Uterine fibroids are noncancerous growths that develop in or on the uterus. Fibroids are usually benign but cause a number of uncomfortable symptoms ranging from abnormal bleeding to infertility. Fibroids range in size from as small as a pea or expand to the size of a grapefruit, and in rare cases even larger. Fibroids can grow on the uterine walls or inside the uterine wall tissue.
What Symptoms Are Associated With Uterine Fibroids?
Uterine fibroids cause a number of uncomfortable symptoms that often interfere with a woman’s day to day activities. Heavy painful periods, defined by the need to change a tampon or sanitary towel on an hourly basis for more than a couple of consecutive hours, are the most common symptom associated with uterine fibroids. The heavy bleeding caused by fibroids is often accompanied by severe cramping that prevents the patient from participating in normal daily activities.
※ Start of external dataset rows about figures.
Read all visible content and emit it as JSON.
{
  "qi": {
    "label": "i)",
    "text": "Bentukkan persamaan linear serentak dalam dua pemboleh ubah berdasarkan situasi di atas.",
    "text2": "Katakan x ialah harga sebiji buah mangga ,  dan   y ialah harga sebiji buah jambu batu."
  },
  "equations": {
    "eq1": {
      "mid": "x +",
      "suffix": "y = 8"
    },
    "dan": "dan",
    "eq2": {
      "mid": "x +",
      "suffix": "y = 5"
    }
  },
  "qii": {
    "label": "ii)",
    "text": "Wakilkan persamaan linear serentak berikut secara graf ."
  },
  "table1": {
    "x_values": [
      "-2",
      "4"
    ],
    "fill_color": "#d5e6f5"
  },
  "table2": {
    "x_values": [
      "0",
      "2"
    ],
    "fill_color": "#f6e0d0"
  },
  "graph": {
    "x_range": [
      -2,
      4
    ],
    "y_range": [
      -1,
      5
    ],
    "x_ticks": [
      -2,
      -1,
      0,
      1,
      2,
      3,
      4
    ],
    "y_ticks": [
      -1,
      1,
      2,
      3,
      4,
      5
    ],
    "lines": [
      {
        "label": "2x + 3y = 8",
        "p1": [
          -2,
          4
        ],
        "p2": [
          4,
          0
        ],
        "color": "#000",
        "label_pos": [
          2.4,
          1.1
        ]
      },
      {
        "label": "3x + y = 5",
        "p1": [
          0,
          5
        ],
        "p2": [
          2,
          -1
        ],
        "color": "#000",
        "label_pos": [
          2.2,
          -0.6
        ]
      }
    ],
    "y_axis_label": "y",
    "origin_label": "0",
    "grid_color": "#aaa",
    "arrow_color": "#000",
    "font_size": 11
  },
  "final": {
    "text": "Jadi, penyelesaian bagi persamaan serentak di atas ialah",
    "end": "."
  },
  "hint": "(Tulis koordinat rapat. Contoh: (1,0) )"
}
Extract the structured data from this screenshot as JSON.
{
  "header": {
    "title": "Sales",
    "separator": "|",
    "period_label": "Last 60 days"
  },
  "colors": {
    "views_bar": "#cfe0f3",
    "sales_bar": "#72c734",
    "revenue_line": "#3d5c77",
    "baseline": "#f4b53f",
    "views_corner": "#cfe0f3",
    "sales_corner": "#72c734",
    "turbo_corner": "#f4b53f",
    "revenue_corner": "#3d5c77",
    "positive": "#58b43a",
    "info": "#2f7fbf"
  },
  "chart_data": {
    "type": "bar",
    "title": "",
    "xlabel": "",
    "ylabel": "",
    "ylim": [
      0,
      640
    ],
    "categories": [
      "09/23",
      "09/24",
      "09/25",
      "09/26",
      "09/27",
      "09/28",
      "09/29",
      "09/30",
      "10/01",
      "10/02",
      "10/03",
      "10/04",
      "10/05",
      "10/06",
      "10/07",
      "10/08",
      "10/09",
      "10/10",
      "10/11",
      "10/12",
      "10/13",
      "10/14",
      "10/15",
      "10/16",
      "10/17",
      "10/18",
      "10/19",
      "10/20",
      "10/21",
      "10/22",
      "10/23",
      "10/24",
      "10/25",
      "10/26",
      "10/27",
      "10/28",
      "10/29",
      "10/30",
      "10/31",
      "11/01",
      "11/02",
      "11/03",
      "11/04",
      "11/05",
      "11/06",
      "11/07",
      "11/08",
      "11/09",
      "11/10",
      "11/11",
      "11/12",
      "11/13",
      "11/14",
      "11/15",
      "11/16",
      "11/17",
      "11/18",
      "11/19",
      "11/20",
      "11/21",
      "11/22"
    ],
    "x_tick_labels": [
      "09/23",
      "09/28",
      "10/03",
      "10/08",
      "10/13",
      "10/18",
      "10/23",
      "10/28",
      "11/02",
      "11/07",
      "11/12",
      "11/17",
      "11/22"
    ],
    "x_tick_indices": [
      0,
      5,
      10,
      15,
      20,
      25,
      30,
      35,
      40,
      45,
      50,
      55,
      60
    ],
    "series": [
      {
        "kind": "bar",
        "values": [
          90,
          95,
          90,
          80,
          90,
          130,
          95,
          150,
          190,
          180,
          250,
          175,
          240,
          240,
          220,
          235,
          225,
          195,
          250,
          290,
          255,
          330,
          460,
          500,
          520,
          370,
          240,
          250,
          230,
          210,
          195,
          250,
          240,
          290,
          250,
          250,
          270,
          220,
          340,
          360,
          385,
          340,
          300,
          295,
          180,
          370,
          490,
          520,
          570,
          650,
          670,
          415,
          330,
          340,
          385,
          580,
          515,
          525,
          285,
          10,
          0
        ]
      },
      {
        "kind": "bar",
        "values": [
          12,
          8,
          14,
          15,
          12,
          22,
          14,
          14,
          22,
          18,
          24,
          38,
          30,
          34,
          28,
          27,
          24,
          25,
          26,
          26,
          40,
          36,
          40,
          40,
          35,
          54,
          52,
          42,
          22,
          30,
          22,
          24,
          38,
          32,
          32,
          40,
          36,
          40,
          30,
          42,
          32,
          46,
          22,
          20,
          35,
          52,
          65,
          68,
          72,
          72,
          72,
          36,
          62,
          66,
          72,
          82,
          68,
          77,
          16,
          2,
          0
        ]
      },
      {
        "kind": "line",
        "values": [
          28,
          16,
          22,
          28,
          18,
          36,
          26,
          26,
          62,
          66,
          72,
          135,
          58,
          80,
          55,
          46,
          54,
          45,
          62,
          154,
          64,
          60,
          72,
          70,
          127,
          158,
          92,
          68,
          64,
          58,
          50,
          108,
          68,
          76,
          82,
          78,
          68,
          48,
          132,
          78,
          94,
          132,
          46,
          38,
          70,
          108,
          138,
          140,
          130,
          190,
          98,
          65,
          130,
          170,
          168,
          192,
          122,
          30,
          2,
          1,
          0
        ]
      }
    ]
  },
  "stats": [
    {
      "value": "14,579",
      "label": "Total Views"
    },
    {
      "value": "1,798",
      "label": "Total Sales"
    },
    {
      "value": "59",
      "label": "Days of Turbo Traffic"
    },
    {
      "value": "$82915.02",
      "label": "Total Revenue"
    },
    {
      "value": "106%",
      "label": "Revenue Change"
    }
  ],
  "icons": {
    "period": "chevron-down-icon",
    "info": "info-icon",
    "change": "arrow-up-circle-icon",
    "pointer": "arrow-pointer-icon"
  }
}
Other symptoms associated with fibroids include swelling of the abdomen, pressure in the stomach area, and frequent urination. In some cases, uterine fibroids can lead to fertility problems such as high-risk pregnancies, increased chances of needing a cesarean delivery, as well as difficulties conceiving naturally.
How Are Fibroids Treated?
The doctors at Centennial OBGYN provide a variety of treatment options for fibroids. Myomectomies are surgical procedures to remove the fibroids from the uterus, which are performed in a traditional open surgery or with a minimally invasive laparoscopic procedure. During a myomectomy, the doctor accesses the uterus and removes the fibroids. Ablation therapy is another minimally invasive procedure, which heats and burns out the fibroids. These minimally invasive treatments are all relatively quick outpatient procedures that allow the patient to return home on the same day. Historically, a hysterectomy was used to treat and prevent fibroid by removing the entire uterus. While this procedure is effective at removing and preventing fibroids, it also ends the patient’s ability to bear children. While many other treatment options have proven to be just as effective, hysterectomies are only used in very severe cases.